Im Jahre 1586 war in der Werkstatt der Jenaer Hof- und Universitätsbibliothek die Gesamtausgabe von Luthers Werken abgeschlossen worden. Auch sie gehörte zur Weimarer Fürstenbibliothek. Doch ein Band fehlte, der zehnte mit Luthers Bibelkommentaren zum 1. Buch Mose. Das Rätsel wurde im Oktober 2010 gelöst, 440 Jahre später.

Der Prachtband mit Messingschließen und dem Bildnis Luthers tauchte auf einer Auktion auf. Auf sonderbaren Wegen war das Buch nach England gelangt. Die Klassik-Stiftung konnte es erwerben und so nach Weimar zurückbringen.
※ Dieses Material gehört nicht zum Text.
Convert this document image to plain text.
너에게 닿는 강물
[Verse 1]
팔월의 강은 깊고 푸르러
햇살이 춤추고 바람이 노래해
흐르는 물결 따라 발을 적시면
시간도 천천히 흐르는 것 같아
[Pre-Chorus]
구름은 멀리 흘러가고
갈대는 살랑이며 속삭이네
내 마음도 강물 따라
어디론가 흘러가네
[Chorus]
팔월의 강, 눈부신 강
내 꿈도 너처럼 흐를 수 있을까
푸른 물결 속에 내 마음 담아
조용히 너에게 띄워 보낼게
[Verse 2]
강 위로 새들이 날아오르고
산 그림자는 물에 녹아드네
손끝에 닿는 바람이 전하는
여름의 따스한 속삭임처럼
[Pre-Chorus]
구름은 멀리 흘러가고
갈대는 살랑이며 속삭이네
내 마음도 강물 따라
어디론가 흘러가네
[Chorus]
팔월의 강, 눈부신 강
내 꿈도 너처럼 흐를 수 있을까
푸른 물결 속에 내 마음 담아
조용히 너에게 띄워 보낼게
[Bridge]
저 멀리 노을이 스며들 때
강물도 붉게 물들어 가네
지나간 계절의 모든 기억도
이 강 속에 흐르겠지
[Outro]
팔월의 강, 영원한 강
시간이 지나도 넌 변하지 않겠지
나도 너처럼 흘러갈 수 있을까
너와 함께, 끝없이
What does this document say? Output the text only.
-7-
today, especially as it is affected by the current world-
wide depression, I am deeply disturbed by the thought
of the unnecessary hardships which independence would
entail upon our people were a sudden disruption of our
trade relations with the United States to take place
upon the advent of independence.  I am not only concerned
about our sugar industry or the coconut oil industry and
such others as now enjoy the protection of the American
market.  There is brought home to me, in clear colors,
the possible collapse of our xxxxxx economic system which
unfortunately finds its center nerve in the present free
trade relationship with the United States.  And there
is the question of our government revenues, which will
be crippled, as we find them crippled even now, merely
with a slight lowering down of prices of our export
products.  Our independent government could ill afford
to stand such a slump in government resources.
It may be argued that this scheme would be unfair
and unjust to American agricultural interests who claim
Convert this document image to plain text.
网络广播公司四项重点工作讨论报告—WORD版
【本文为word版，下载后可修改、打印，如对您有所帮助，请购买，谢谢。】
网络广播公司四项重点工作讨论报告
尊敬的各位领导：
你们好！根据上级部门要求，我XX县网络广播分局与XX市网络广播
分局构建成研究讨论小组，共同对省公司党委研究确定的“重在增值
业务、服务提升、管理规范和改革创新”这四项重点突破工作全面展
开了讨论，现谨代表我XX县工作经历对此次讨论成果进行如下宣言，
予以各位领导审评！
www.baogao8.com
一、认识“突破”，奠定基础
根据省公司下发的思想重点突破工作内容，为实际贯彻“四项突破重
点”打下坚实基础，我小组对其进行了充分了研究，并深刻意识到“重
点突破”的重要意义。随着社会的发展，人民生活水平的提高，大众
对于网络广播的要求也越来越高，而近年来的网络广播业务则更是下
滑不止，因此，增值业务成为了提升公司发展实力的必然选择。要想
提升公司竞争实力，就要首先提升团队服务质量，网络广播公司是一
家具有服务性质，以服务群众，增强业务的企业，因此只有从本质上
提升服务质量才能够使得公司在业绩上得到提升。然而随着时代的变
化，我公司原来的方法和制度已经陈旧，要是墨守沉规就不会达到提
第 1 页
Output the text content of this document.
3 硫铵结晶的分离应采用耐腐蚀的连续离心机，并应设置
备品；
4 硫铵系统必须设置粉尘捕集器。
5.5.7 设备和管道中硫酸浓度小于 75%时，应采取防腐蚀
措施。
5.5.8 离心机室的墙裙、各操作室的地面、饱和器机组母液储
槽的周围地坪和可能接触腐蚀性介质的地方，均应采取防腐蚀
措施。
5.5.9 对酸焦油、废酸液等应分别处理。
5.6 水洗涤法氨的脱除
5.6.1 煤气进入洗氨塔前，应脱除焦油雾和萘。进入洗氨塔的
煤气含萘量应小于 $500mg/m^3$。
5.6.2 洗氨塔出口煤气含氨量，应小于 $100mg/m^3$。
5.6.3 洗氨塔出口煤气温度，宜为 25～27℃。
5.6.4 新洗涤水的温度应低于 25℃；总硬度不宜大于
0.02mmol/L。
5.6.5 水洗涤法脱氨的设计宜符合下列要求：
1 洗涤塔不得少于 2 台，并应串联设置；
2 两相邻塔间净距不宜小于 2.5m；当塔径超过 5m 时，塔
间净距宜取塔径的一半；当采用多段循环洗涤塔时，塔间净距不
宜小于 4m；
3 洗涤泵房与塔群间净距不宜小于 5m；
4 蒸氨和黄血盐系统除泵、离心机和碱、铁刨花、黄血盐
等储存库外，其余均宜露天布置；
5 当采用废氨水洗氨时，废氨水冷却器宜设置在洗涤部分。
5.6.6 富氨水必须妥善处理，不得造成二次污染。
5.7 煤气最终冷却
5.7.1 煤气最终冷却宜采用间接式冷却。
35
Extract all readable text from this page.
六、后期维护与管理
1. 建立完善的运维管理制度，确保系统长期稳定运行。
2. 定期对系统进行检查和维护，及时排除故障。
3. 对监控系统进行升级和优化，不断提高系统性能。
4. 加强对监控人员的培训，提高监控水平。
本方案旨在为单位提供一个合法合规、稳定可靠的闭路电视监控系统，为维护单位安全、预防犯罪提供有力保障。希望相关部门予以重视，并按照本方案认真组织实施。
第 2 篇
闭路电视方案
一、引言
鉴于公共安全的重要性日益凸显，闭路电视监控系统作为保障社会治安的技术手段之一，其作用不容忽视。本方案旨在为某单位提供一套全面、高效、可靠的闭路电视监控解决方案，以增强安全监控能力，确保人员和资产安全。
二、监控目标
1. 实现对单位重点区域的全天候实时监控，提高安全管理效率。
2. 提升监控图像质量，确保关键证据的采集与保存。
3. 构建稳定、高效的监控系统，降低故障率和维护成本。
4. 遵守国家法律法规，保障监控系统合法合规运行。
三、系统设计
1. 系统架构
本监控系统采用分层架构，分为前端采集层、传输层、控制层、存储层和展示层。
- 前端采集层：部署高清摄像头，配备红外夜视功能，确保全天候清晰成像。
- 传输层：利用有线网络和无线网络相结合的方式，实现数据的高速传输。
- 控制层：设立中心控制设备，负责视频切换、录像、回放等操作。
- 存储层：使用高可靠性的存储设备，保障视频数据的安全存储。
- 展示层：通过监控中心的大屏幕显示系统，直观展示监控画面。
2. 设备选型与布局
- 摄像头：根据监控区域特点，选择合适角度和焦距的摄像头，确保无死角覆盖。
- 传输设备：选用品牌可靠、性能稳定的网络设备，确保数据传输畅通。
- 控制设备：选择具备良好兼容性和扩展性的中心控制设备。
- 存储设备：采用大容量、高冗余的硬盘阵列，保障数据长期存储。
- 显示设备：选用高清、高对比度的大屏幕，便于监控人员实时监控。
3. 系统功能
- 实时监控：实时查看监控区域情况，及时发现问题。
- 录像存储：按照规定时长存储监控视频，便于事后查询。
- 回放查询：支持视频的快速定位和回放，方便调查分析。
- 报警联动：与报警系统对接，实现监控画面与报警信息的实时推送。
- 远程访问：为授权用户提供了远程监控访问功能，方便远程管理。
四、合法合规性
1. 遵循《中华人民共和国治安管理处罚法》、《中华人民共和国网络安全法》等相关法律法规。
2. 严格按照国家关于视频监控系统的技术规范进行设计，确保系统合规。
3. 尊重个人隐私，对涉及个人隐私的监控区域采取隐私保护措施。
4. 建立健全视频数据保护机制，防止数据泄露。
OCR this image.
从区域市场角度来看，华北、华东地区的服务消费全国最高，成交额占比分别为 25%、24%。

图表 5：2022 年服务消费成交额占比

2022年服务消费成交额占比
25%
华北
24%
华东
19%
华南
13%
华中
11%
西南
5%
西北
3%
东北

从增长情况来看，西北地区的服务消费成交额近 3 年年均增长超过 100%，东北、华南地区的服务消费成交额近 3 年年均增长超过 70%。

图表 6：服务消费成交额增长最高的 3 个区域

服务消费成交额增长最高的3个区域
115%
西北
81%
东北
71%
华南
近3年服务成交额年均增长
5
Nun konnte man feststellen: Der frühe Besitzer, Herzog Friedrich Wilhelm I. von Sachsen-Weimar (1562-1602), hatte den Band gründlich studiert, wie dessen Randnotizen zeigen – allerdings nur bis Seite 209.

"hie leich der theufel im drecke"

Ein beeindruckendes Buch zur Kirchengeschichte in der Anna Amalia Bibliothek ist Ulrich von Riechentals "Chronik des Konstanzer Konzils" aus dem Jahre 1483. Das in Augsburg gedruckte Werk blickt aus altkatholischer Sicht auf die berühmte Versammlung von Kirchenvertretern in den Jahren 1414 bis 1418 zurück. Wichtige Themen waren die Einheit der Kirche und der Kampf gegen die ketzerischen Lehren der Vorreformatoren John Wyclif, Jan Hus und Hieronymus von Prag.

Hus wurde 1415 verbrannt, Hieronymus von Prag ereilte dasselbe Schicksal ein Jahr später. Von Wyclif, der schon seit 1384 tot war, wurden ein paar Jahre später die Gebeine ausgegraben und diese ebenfalls verbrannt.

Im 16. Jahrhundert gelangte die Chronik in die Hände eines Protestanten, der es mit gehässigen Anmerkungen versah. So wird auf einem Blatt dargestellt, wie die Kutsche von Papst Johannes XXIII. im Oktober 1414 auf dem österreichischen Arlberg-Pass kippt und der Papst in den Schnee fällt. Der Papst machte den Teufel für den Sturz verantwortlich, was der Protestant kurzerhand in seiner Randnotiz umdrehte: "hie leich der theufel im drecke."

Newtons Gravitationslehre

Eines der wertvollsten Bücher der Bibliothek stammt aus dem Jahr 1687. Es trägt den Titel "Philosophiae naturalis principia mathematica" des englischen Naturforschers Isaac Newton (1643-1727). Die Kernaussage: Die Gravitation hält das Universum zusammen.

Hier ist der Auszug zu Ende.